Le livre est structuré en 4 parties : il aborde tout d’abord le rôle centrale des énergies dans nos sociétés, et l’impasse du « tout technologique », avant de définir ce qu’il entend par « basses technologies » puis de rentrer dans le détail de la vie quotidienne dans une société « low tech ». Enfin, dans la dernière partie, il nous interroge sur la possibilité de cette transition.

Non, l’innovation technologique, selon Philippe Bihouix, ne résoudra pas nos problèmes. Avec de nombreux exemples, il nous montre que nous avons tout d’abord un problème de retour sur l’investissement énergétique (il faut de plus en plus dépenser d’énergie pour en extraire), un problème de ressources tout simplement que l’économie circulaire ne sera jamais capable de résoudre et un problème du remplacement de l’existant, sans parler de l’impasse sociale et morale. Pour reprendre un exemple très actuel, « il n’y a pas assez de lithium sur terre pour équiper un parc de plusieurs centaines de millions de véhicules électriques, et pas assez de platine pour un parc équivalent de véhicules à hydrogène. Et rappelons, une bonne fois pour toutes, que l’hydrogène n’est pas une source d’énergie, mais seulement un vecteur. »

Via les basses technologies, l’auteur promeut un système qui travaille à la source, avec des produits conçus et fabriqués pour être le plus économes en ressources ; il insiste également sur la remise en cause des besoins.

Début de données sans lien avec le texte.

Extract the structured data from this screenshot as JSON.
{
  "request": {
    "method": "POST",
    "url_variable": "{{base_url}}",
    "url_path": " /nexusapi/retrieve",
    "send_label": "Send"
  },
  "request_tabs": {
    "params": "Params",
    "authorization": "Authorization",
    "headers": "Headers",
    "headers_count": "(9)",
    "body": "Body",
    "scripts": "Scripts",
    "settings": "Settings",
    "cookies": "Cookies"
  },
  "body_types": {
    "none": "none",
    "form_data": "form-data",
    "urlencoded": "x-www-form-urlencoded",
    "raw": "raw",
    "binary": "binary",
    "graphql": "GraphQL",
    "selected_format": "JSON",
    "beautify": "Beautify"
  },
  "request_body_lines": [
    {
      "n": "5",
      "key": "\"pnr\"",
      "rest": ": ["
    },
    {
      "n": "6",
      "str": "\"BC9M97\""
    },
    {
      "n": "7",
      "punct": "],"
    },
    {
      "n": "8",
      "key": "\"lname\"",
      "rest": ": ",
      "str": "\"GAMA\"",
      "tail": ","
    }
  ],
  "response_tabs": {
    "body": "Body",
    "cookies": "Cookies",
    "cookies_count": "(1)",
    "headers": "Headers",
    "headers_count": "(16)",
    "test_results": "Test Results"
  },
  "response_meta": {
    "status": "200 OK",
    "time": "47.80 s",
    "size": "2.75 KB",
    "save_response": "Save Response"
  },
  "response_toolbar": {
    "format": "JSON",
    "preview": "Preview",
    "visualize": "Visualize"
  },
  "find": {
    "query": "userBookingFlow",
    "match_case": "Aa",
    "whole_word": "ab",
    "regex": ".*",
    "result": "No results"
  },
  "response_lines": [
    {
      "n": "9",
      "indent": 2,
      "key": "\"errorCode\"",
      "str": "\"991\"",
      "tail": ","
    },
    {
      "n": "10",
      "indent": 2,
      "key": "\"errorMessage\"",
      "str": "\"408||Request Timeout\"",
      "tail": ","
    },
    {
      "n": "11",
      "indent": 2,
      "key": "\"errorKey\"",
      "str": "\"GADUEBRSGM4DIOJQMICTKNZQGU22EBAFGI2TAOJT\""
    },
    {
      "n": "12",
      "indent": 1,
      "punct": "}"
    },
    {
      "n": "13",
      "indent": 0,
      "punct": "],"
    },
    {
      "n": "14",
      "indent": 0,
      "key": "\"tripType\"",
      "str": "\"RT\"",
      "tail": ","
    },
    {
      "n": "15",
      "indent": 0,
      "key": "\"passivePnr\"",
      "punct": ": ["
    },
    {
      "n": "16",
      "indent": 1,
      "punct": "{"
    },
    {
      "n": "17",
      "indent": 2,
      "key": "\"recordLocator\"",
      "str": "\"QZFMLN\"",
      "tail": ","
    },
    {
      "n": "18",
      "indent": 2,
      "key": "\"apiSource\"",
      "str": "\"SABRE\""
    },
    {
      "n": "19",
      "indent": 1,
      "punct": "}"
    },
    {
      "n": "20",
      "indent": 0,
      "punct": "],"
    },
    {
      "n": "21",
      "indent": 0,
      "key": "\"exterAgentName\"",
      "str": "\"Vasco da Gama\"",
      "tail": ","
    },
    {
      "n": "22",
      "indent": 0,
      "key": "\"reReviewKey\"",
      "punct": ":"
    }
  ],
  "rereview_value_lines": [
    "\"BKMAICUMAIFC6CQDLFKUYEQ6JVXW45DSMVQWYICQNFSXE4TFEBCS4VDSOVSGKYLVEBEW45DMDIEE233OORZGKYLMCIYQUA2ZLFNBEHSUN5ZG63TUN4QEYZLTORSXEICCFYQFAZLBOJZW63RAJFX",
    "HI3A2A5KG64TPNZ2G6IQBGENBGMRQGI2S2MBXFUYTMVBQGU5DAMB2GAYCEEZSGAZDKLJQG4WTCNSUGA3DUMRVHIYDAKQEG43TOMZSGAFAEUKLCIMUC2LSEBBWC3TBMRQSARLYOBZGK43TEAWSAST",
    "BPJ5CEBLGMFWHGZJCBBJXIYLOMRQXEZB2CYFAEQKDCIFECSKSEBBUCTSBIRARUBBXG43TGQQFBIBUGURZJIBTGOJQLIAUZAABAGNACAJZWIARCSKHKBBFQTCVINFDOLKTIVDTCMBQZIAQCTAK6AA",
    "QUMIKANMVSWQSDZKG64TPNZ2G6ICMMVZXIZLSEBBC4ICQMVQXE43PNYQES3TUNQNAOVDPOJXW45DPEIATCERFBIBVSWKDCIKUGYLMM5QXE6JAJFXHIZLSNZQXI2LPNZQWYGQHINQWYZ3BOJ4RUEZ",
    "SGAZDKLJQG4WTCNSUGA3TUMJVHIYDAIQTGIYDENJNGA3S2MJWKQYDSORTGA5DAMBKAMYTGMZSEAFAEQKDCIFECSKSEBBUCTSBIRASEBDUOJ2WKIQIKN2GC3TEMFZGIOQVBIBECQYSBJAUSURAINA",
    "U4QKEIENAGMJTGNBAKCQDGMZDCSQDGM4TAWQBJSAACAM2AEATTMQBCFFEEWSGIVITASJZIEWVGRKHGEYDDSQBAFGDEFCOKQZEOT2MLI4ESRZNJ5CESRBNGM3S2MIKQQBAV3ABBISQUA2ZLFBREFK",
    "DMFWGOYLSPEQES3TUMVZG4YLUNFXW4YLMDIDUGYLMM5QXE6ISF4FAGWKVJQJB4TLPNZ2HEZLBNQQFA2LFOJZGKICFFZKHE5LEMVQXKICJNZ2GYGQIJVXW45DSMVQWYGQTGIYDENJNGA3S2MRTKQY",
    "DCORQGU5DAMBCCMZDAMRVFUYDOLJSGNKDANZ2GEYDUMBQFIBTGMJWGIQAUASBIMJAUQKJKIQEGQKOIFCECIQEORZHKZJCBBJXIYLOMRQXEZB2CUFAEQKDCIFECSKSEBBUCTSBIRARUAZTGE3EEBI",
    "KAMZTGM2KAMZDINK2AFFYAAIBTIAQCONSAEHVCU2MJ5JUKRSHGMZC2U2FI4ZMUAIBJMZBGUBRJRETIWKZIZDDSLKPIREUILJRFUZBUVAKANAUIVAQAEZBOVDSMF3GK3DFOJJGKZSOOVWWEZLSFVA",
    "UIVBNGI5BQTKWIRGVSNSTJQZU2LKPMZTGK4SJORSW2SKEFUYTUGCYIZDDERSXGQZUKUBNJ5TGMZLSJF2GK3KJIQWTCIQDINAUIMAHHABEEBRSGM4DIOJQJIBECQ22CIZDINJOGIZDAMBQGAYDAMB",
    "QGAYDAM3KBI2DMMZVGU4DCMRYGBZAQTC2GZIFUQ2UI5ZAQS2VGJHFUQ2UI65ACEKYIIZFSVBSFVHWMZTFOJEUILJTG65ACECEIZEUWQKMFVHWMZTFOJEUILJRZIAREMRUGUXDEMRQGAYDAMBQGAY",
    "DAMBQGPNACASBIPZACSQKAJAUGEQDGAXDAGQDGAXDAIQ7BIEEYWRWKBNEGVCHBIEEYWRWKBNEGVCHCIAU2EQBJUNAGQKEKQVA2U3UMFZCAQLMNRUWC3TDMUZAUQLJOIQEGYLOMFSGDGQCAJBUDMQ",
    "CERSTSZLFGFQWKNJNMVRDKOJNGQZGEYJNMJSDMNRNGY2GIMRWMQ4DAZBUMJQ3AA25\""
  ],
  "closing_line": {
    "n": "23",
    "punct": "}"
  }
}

Pour cela, il faudra agir sur de nombreux paramètres : les matériaux eux-mêmes, en surveillant l’utilisation d’additifs, d’alliages complexes, de composites ; la conception des objets et leur modularité, la possibilité de changer ou de réutiliser en fin de vie des pièces détachées, des modules fonctionnels ou mêmes des pièces élémentaires (comme de simples vis par exemple) ; leur « réparabilité », la facilité avec laquelle ils peuvent effectivement être entretenus localement, par l’utilisateur ou le propriétaire, ou par un réseau d’artisans, ce qui implique, nous y reviendrons, de ne plus dévaloriser les métiers manuels ; l’échelle territoriale à laquelle seront fabriqués les produits. 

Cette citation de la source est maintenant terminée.